The characters of Lopakhin and Ranevskaya are both wonderful examples of Chekhov’s mastery of the expression of complex states of mind through actions rather than commonplace depictions. Even though both characters have short monologues that hint at pieces of their pasts, their actions and abbreviated conversations speak most richly to their conflicted emotions. Perhaps the writing resonated most clearly with these two characters because Simon Russell Beale and Sinéad Cusack act with such understanding and nuance. Even without words, Beale’s posture and physical energy on stage differentiate him from the nobility he admires and despises at the same time. The tortured timing of his final scene with Varya is both revelatory and heartbreaking. Cusack’s Ranevskaya, swooping between despair and gaiety, paints a picture of a woman always led by her heart but denying its pitfalls.
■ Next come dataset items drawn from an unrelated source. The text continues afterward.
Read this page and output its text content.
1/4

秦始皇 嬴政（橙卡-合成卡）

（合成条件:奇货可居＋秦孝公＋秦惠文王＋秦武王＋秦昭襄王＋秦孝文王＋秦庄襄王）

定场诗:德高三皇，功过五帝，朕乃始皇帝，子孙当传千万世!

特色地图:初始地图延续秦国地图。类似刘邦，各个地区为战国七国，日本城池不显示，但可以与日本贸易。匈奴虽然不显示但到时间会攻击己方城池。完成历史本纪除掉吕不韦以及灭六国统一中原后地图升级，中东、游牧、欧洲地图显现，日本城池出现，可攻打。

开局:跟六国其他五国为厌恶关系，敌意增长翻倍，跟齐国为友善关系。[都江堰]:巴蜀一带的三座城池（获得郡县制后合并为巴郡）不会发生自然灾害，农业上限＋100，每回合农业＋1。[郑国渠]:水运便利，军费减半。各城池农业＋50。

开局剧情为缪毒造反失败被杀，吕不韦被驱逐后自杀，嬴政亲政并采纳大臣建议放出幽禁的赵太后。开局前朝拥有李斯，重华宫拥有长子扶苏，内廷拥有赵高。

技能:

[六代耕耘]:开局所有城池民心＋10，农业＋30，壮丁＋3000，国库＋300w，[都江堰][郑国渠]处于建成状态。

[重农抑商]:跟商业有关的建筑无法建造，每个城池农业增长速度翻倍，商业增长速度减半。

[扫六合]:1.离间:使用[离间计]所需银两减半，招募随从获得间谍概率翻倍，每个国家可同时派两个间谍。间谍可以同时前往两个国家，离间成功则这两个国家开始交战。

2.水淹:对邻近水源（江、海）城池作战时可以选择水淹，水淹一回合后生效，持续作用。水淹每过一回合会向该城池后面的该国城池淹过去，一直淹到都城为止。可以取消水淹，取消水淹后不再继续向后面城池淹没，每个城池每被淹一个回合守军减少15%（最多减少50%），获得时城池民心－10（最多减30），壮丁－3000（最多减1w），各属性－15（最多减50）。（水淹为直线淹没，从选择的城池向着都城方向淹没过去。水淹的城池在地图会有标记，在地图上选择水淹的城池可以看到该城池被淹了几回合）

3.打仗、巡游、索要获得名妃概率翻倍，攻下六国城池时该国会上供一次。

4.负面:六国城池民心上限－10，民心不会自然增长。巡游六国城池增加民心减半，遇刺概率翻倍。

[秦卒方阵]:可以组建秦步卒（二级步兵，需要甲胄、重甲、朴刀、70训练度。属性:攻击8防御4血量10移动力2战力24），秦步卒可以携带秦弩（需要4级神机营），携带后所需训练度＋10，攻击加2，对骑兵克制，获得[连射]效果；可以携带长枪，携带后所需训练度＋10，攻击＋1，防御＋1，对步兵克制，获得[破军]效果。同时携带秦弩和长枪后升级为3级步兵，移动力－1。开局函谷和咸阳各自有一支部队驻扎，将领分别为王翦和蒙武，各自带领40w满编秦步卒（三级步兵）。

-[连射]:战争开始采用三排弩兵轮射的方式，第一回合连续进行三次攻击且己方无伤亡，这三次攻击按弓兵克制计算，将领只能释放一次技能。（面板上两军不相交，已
Ethan Hawke, while certainly not the only American in the cast, seems more noticeably so by a certain brashness and eager energy in his interpretation of the chronic student Trofimov, who idealizes social revolution. It plays well at first in contrast to the more nuanced and jaded aristocracy (played by both British and American actors), but in the end lacks some of the subtlety sought by Chekhov.
Chekhov described the difference between those artists who see something beyond themselves and those who cannot in this letter to a good friend and critic:
Bear in mind that writers who are considered immortal or just plain good and who intoxicate us have one very important trait in common: they are going somewhere and call you with them; you sense, not with your mind but with all your being, that they have an aim, like the ghost of Hamlet’s father, who had a reasons for appearing and alarming the imagination. Looking at some of them in terms of their caliber you will see that they have immediate aims—the abolition of serfdom, the liberation of their country, political matters, beauty, or just vodka . . .; others have remote aims—God, life beyond the grave, the happiness of mankind and so on. The best of them are realistic and paint life as it is, but because every line is saturated with juice, with the sense of life, you feel, in addition to life as it is, life as it should be, and you are entranced. Now what about us? Yes, us! We paint life such as it is—that’s all, there isn’t any more . . . Beat us up, if you like, but that’s as far as we’ll go. We have neither immediate nor distant aims, and you can rattle around in our souls.
Chekhov believed life could be meaningful, but that meaning was only to be found in the noble idealistic struggle against humanity’s ultimate tragic end, which is non-existence. There is always a sense of hopelessness underlying his words, but at the same time he paints humanity so truly and with such a loving and specific eye that one cannot help but be drawn to these people. This production gives life to that vision, both hopeless and loving.